GELA – Precipita la vertenza degli operai dell’Eni a Gela, che da giorni picchettano gli ingressi del Petrolchimico contro l’ipotesi di revoca degli investimenti programmati per 700 mln e la chiusura dello stabilimento. Anche se il vice ministro allo Sviluppo, Claudio De Vincenti, prova a stemperare il clima rovente: «Capisco le preoccupazioni», ma «non c’è da fare allarmismi». L’azienda, spiega dopo la riunione al Mise, «ha dato indicazioni importanti sull’intenzione di investire», perciò «ho invitato Eni a presentare quanto prima un vero piano industriale». A breve nuovo appuntamento al Mise.
Ma dopo la rottura ieri sera delle trattative tra il cane a sei zampe e i sindacati, la rabbia sta montando sempre di più ed è già stato indetto uno sciopero generale allo stabilimento entro il 20 luglio.
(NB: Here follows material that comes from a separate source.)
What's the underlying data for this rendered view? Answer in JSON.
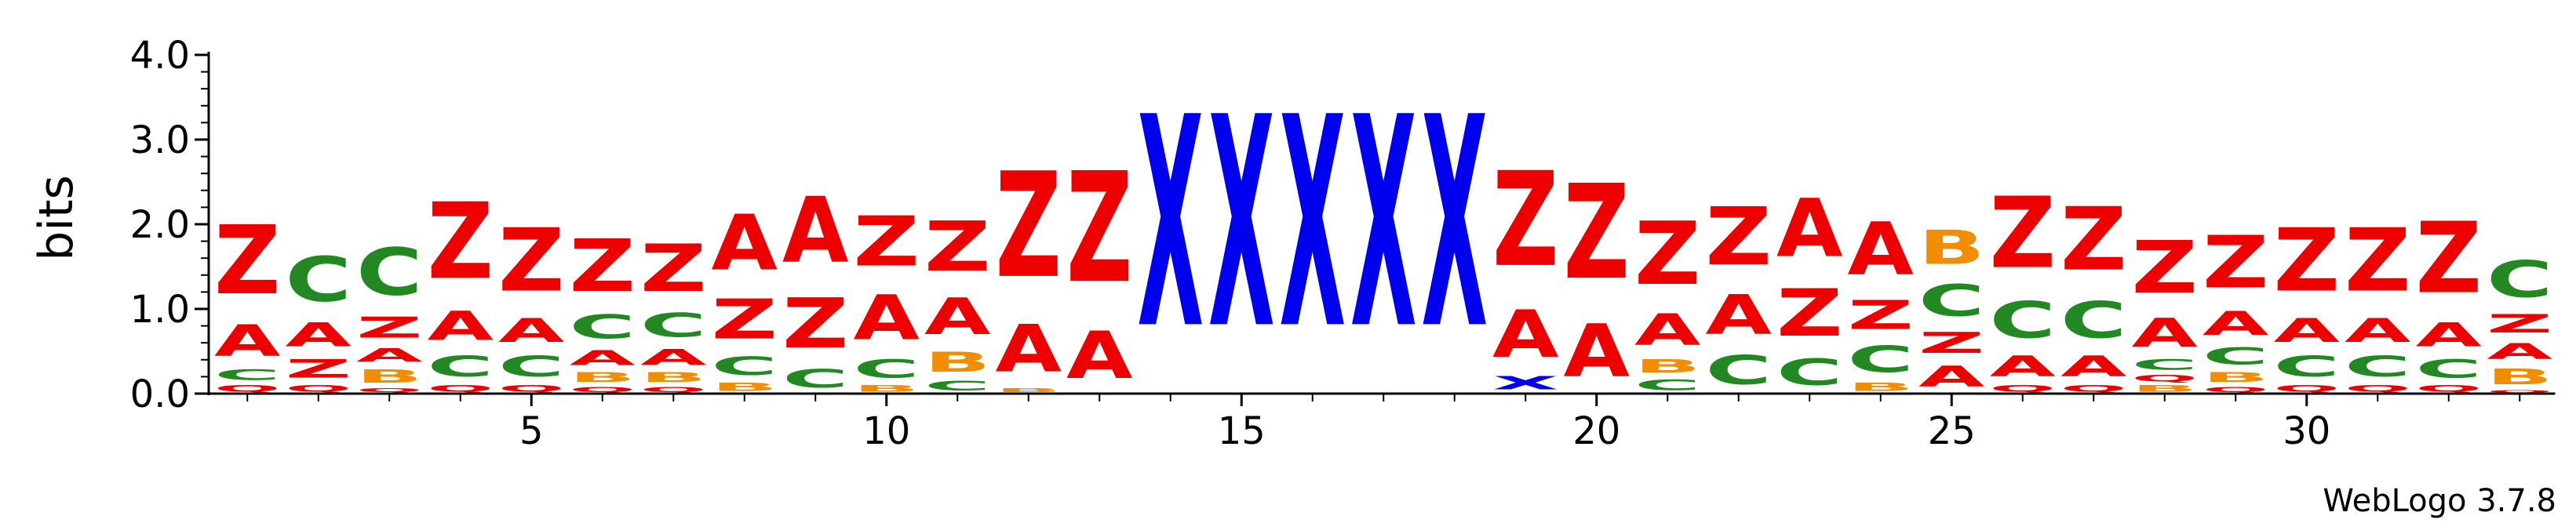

Gruppi di operai, stamani, si sono spostati ai cancelli della consociata dell’Eni, «Green Stream», con l’obiettivo di bloccare il gas che proviene dalla Libia attraverso il metanodotto sottomarino, fermando l’attività nel terminale di arrivo e di rilancio del metano, destinato alla rete nazionale. «Se l’Eni vuole la guerra a Gela l’avrà su tutti i campi, non solo nella raffinazione ma anche nella ricerca dei giacimenti, nell’estrazione del petrolio e nell’approvvigionamento del metano» minacciano i lavoratori.
Fra qualche giorno si potrebbero fermare le pompe di estrazione del petrolio perché, in conseguenza del blocco del porto e delle spedizioni, i serbatoi di raccolta dei «centri oli» sono ormai quasi pieni. E se le proteste dovessero fermare il gasdotto «Greenstream» che porta il metano dai giacimenti della Libia all’approdo italiano verrebbero a mancare 10 miliardi di metri cubi di gas: due miliardi per l’Italia e 8 per gli altri Paesi, in prevalenza la Francia.
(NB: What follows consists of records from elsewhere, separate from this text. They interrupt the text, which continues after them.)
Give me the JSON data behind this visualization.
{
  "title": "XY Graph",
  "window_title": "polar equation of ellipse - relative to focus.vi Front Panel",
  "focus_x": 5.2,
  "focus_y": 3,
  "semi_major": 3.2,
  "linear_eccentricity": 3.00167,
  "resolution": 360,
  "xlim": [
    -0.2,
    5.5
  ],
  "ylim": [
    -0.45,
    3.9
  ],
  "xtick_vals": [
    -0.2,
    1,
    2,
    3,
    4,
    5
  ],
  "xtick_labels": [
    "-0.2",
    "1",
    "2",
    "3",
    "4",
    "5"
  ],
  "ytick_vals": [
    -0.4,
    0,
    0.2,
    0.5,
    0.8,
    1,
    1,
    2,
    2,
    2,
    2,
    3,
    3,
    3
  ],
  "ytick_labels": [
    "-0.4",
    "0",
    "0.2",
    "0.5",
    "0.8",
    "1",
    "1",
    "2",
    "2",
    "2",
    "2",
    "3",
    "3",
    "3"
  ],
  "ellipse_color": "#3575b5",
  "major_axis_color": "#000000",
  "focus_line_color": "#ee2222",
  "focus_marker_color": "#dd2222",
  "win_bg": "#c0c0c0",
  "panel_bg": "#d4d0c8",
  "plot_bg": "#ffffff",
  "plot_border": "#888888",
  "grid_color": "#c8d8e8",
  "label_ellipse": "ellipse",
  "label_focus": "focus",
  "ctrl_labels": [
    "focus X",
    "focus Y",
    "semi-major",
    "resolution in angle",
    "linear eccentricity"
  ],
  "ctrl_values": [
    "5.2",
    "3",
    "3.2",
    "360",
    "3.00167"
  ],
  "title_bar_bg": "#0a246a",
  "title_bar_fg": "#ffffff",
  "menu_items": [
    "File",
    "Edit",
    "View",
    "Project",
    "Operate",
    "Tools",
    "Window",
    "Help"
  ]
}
Insomma, la tensione è alle stelle. E la riunione di oggi ha alimentato le preoccupazioni. Se ne fa interprete il presidente della Regione siciliana, Rosario Crocetta, al termine del vertice. «Si prevedono solo tagli nel Mezzogiorno, questo è totalmente inaccettabile; ora aspettiamo che l’Eni consegni il piano industriale, ma se l’intenzione è chiudere Gela e Priolo, la Sicilia non ci sta», dice. Crocetta, pressato dai sindacati siciliani, è netto: «Chiederemo un risarcimento miliardario se l’Eni confermerà nel piano industriale l’intenzione di abbandonare la Sicilia». Perché «l’isola non può essere trattata come un limone: da un lato contribuisce col 70% alla produzione di petrolio estratto in Italia mentre si continuano a chiedere nuove autorizzazioni per i pozzi e dall’altro si pretende che poi la raffinazione venga fatta al Nord Italia: questa è una scelta inqualificabile». Inoltre, «la chiusura danneggerebbe non solo l’occupazione ma anche la Regione per i mancati introiti legati alle attività produttive«. «No», quindi, «a piani futuristici e promesse d’investimenti». «Prima l’Eni investa, bonifichi le aree e tutto questo comporta dei tempi», afferma il governatore. Che assicura: «Non si ripeterà più quanto accaduto a Termini Imerese con la Fiat, questo giochetto l’abbiamo già subito, un film già visto: prima investimenti, poi si tratta».